Hal yang sama juga di miliki para menteri. Punya potensi besar menarik para pemilih. Hanya saja, “senjata” yang digunakan oleh menteri bukan popularitas macam artis. Melainkan akses, jaringan dan kewenangan. Melalui aksesnya, para menteri sangat mudah masuk ke semua lini. Untuk kemudian memperkuat jaringan yang sudah ada buat di fungsikan sebagai mesin. Dan pada akhirnya menggunakan kewenangan, terutama yang ada hubungan dengan pemanfaatan program, guna menarik suara masuk sebagai pemilih parpol.
Melihat itu semua, kiranya bisa di asumsikan bahwa soal kualitas bukan pertimbangan utama pencalonan para artis dan menteri oleh partai politik. Apalagi jika di ukur dari perspektif yang lebih luas, untuk kepentingan bangsa dan negara misalnya. Saran saya, tak usahlah kita berharap terlalu jauh hingga ingin menjangkau idealisme tersebut. Mengapa, karena meskipun artis dan para menteri itu punya kualitas bagus, toh ketika dihadapkan pada kemauan para “pemilik” parpol, mereka juga bisa tak berkutik.

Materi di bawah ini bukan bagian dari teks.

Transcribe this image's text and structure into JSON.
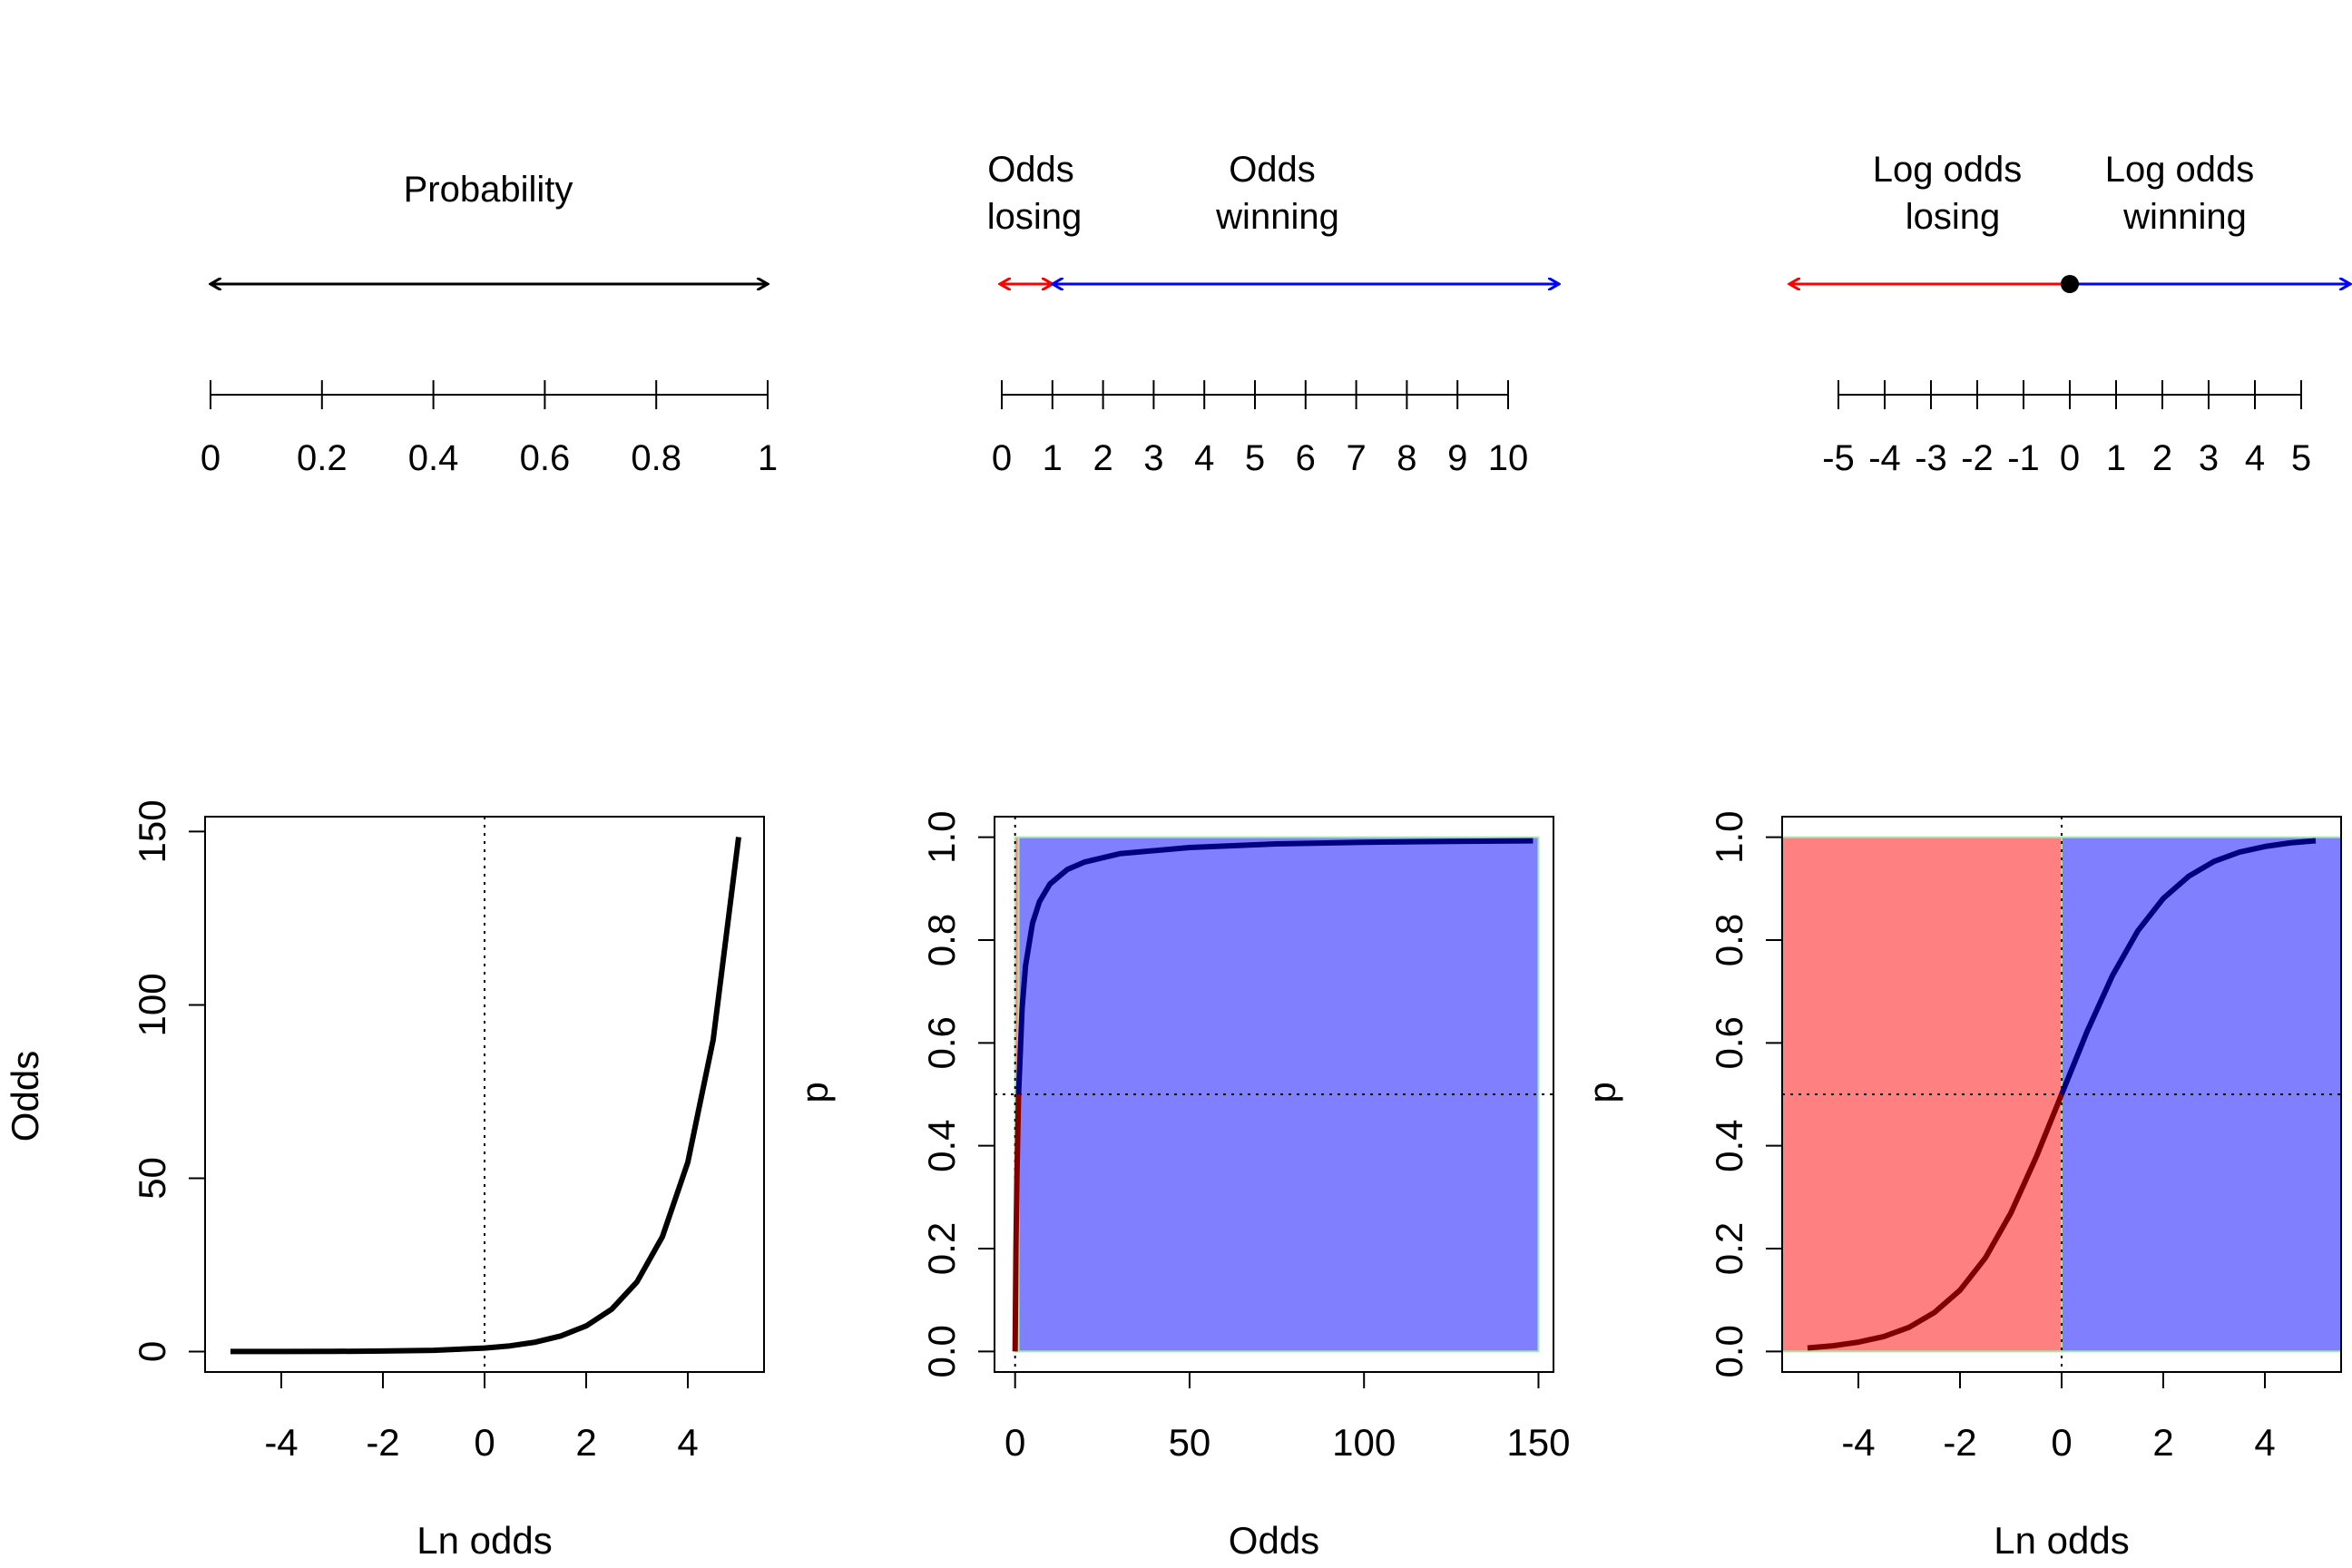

Ingat tidak apa yang disampaikan tokoh PDIP Bambang Wuryanto atau Pak Pacul ketika rapat bersama Menkopulhukam Mahfudz MD beberapa waktu lalu. Saat itu Pak Mahfudz mohon agar ada dukungan terhadap UU Perampasan asset. Merespon usulan ini, Pak Pacul menyarankan agar lobinya langsung kepada Ketum Partai. Mengapa, karena kata Pak Pacul, “korea-korea ini semua nurut bosnya masing-masing”. Heheeeeee….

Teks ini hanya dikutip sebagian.